Shareholder Deadlock in Malaysia:
How to Resolve Stalemates in Companies

Shareholder Deadlock in Malaysia:
How to Resolve Stalemates in Companies

When shareholders in a company cannot agree on major decisions, the result is often a deadlock. In Malaysia, deadlock situations are particularly common in private companies where ownership is split evenly between two or more shareholders. While the Companies Act 2016 provides a general framework for corporate governance, it does not always offer straightforward solutions to shareholder stalemates. Left unresolved, deadlocks can paralyse a company, harm its operations, and even lead to litigation or winding up.

A shareholder deadlock typically arises when shareholders hold equal voting power but have opposing views on crucial matters. For example, disagreements may occur over expansion plans, financing strategies, appointment of directors, or dividend policies. Because many company decisions require shareholder approval, an impasse can prevent the company from functioning effectively. Over time, this lack of direction can damage the company’s reputation, financial performance, and long-term viability.

One of the most effective ways to prevent or resolve deadlocks is through a shareholders’ agreement. Unlike the company constitution, which is filed with the Companies Commission of Malaysia (SSM), a shareholders’ agreement is a private contract that can set out specific mechanisms for resolving disputes. These may include buy-out clauses, where one shareholder has the option to purchase the other’s shares, or “shotgun clauses,” where one party offers to sell at a certain price and the other must choose to buy or sell at that same price. Such provisions create a clear pathway for breaking deadlocks without resorting to court action.

Another approach is to use alternative dispute resolution (ADR) methods such as mediation or arbitration. These methods allow shareholders to engage neutral third parties to facilitate dialogue and find practical compromises. ADR is often faster, less costly, and less adversarial than litigation, preserving business relationships in the process.

In situations where deadlock severely impairs the company’s operations, shareholders may apply to the court for intervention. Malaysian courts, under the “just and equitable” ground for winding up, may order the company to be wound up if the deadlock makes it impossible to carry on the business. While this option provides a final resolution, it is often seen as a last resort since it terminates the company’s existence and may result in financial losses for all parties involved.

For minority shareholders, deadlocks can be particularly frustrating as they may lack the voting power to resolve the dispute. In such cases, legal remedies such as an application for relief against oppression under Section 346 of the Companies Act 2016 may be available. This allows the court to make wide-ranging orders to protect shareholders whose rights have been unfairly prejudiced by majority actions or inactions.
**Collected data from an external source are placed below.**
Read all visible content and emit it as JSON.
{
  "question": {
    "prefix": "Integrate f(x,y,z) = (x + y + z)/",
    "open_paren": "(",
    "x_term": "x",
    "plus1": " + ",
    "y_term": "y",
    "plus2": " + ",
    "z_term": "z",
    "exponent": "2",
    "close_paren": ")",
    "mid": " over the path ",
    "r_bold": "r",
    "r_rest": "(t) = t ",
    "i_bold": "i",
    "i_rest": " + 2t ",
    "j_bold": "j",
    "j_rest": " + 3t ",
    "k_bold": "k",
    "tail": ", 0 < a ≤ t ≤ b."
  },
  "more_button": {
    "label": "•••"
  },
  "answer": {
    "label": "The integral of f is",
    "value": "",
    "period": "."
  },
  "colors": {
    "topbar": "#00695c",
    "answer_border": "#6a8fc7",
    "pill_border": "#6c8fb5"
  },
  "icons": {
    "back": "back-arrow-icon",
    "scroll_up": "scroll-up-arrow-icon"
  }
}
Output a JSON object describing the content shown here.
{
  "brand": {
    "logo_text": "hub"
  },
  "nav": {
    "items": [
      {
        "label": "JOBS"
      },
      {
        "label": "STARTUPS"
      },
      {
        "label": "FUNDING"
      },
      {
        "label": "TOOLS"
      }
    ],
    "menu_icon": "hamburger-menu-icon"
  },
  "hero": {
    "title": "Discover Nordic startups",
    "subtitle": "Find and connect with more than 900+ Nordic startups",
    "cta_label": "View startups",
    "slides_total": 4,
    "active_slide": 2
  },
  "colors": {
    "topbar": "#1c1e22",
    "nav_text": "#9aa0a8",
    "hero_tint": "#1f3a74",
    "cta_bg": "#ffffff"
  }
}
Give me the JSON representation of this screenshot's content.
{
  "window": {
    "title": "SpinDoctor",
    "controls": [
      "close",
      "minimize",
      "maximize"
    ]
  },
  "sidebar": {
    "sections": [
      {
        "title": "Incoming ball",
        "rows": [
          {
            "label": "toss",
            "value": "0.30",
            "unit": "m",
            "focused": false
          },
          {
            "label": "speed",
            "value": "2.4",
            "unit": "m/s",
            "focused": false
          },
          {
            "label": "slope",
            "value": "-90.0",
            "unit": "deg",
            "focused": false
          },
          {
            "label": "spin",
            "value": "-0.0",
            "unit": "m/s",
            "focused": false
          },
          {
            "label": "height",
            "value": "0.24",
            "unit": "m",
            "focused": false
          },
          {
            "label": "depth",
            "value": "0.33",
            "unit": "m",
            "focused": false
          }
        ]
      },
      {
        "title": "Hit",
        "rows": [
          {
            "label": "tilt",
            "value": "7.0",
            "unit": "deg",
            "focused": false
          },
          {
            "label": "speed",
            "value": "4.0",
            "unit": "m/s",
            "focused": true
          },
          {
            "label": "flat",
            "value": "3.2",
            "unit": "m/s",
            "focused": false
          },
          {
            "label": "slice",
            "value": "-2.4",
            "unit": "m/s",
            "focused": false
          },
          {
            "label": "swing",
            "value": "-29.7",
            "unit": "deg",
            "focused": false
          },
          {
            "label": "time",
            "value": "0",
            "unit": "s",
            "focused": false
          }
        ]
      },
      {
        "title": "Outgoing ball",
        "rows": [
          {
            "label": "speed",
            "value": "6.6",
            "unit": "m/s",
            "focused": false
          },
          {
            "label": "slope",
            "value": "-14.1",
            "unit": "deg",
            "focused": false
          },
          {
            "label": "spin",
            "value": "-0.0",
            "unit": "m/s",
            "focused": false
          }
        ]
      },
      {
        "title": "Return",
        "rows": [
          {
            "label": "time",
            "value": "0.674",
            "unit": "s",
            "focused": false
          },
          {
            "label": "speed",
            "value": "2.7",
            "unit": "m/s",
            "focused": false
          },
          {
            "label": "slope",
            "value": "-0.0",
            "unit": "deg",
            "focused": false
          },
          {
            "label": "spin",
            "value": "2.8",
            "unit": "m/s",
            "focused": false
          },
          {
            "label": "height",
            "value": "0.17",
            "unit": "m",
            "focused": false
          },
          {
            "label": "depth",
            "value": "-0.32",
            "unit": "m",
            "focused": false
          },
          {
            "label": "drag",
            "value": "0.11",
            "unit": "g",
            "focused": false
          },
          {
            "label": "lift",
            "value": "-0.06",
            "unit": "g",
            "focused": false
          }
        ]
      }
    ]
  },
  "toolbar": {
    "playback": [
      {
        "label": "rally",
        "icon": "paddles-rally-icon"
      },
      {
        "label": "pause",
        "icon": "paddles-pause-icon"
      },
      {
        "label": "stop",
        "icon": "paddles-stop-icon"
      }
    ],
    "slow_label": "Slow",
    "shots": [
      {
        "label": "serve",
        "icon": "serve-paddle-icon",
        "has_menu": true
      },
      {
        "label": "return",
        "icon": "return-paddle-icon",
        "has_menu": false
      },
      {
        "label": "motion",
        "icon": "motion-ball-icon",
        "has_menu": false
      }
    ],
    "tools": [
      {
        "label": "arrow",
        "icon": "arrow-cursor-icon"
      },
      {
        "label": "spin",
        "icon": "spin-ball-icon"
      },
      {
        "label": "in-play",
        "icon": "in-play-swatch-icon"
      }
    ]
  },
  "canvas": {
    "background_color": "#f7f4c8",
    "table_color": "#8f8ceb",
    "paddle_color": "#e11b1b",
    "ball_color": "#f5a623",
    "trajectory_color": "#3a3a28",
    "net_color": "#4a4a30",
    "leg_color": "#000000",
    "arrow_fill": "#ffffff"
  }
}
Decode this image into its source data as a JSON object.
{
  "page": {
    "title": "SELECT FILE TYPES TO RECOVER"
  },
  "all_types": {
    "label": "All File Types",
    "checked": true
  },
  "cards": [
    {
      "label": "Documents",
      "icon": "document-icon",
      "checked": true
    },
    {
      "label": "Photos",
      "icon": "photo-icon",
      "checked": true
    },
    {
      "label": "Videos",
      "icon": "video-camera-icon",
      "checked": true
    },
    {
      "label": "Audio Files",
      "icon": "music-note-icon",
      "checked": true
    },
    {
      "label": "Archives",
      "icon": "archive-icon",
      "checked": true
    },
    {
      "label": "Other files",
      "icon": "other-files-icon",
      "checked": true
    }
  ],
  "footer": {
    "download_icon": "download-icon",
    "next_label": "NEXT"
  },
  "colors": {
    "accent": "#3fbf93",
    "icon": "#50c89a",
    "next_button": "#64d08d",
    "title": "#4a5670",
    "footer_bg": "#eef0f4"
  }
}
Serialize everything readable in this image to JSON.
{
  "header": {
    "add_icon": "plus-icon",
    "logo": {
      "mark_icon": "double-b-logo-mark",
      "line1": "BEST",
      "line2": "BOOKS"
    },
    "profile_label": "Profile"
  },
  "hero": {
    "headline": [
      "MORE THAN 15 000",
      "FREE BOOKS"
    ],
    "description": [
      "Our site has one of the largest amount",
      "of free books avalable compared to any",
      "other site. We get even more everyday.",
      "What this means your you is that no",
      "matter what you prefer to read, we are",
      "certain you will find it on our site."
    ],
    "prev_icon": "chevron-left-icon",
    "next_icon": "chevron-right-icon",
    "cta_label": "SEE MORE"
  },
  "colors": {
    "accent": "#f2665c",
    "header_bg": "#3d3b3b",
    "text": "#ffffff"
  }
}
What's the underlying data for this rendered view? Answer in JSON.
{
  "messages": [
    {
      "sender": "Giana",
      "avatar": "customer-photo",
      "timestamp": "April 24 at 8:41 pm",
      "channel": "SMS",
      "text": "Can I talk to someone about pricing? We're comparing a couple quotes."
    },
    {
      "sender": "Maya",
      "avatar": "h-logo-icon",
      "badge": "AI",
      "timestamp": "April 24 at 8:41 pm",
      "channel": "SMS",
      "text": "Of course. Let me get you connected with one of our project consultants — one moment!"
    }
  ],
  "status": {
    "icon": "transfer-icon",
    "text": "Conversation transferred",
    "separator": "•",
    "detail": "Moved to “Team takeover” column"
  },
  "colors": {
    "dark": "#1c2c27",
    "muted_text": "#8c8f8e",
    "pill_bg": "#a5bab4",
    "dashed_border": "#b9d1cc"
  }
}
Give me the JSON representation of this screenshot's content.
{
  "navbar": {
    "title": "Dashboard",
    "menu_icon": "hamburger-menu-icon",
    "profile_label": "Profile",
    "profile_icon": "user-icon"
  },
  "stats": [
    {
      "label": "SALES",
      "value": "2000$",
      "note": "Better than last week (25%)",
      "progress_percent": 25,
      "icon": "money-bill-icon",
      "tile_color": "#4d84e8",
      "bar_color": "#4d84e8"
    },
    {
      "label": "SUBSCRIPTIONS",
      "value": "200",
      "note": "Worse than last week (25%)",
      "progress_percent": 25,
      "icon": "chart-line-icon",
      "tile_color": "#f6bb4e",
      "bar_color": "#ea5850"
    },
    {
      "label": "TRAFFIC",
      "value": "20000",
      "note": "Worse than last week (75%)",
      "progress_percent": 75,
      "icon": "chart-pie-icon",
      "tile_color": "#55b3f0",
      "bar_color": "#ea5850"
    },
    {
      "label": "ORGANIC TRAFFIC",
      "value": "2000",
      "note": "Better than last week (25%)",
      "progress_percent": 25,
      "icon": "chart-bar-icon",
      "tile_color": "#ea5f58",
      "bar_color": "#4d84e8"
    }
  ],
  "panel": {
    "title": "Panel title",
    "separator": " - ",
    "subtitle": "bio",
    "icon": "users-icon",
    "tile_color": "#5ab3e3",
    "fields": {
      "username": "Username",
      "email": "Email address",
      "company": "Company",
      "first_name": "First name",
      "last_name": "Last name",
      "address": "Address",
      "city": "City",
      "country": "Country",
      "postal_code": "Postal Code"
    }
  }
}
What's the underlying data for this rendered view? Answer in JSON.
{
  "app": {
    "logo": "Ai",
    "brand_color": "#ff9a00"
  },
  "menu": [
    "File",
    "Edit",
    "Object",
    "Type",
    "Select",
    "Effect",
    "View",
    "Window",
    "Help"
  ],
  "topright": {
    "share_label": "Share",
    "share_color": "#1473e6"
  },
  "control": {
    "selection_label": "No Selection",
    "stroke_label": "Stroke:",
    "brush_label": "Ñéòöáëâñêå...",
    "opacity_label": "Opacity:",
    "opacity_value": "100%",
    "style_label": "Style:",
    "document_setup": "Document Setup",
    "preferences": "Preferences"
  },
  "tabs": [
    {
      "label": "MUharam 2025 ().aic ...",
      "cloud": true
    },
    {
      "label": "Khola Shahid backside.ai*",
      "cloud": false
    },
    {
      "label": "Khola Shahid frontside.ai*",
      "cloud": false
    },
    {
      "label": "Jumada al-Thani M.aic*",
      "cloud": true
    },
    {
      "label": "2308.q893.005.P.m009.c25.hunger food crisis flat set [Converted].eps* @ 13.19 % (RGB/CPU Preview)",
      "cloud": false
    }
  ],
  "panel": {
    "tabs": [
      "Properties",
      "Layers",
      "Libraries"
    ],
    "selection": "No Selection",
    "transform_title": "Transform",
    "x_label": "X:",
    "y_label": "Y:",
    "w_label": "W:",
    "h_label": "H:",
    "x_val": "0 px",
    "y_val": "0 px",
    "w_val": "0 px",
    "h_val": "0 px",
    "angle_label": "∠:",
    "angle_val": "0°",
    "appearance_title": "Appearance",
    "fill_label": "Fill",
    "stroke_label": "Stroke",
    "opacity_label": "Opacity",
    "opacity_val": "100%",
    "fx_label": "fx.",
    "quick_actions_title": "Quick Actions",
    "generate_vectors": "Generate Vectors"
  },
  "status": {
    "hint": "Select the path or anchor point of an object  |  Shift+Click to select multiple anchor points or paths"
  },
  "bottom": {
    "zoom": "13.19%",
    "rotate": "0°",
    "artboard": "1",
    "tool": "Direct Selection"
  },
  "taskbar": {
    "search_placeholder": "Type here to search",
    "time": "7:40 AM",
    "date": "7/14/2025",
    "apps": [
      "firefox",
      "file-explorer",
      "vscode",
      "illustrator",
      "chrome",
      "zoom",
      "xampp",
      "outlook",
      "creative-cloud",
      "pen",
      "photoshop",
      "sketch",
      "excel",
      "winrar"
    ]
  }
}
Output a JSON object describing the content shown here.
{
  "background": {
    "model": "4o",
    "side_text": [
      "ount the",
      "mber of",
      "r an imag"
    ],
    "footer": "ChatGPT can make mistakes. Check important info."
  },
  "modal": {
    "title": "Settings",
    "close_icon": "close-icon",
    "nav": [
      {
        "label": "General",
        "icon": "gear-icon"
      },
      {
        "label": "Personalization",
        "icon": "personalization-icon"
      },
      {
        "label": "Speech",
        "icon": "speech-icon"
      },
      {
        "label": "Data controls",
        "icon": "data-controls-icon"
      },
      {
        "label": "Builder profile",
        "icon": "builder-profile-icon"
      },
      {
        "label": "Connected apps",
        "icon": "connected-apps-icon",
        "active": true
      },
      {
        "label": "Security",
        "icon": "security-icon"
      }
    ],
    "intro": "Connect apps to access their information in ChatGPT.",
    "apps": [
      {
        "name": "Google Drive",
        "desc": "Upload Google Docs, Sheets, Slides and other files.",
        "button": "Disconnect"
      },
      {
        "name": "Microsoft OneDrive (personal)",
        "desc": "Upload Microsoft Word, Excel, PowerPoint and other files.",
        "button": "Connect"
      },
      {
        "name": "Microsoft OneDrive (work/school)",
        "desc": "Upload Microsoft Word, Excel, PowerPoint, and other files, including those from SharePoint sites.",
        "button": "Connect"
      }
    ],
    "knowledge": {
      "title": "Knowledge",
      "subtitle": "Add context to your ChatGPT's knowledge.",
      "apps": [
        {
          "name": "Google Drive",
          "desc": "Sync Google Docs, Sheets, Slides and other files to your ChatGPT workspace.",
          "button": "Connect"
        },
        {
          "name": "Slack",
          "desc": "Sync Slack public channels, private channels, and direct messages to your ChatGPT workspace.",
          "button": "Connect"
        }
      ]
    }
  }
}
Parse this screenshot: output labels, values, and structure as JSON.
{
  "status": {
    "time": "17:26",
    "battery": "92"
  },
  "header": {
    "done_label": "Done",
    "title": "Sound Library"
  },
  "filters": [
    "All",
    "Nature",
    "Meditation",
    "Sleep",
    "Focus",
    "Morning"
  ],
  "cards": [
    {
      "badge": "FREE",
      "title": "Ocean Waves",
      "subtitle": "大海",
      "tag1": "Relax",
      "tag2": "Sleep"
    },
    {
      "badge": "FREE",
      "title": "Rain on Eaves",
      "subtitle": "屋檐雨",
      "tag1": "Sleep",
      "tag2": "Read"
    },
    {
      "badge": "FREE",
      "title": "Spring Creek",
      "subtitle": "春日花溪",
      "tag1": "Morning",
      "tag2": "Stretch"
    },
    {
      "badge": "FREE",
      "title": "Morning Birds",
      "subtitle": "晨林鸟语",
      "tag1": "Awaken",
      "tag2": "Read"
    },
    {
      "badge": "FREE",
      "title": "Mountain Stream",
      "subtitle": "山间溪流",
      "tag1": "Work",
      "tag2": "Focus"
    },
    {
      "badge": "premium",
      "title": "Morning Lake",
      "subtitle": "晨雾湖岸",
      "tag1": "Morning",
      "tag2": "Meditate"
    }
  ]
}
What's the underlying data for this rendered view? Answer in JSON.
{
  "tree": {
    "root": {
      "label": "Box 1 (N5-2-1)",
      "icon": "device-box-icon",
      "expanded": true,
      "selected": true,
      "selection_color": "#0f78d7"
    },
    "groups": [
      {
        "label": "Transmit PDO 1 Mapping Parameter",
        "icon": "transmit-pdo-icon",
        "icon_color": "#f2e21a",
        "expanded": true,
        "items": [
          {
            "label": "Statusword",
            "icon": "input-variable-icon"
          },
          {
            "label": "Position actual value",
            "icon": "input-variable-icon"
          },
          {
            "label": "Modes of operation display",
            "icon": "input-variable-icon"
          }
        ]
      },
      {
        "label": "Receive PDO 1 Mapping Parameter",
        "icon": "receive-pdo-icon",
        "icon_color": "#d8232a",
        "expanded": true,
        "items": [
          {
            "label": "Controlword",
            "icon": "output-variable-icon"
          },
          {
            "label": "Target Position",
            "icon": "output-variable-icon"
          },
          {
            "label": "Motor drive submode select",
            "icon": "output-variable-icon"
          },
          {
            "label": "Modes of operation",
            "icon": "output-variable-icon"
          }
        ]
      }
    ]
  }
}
In conclusion, shareholder deadlock poses serious risks to companies in Malaysia, but it is not without solutions. Proactive planning through shareholders’ agreements, use of dispute resolution mechanisms, and, where necessary, court intervention provide pathways to resolve stalemates. By addressing deadlocks promptly and strategically, shareholders can safeguard the company’s future and avoid the costly consequences of prolonged disputes.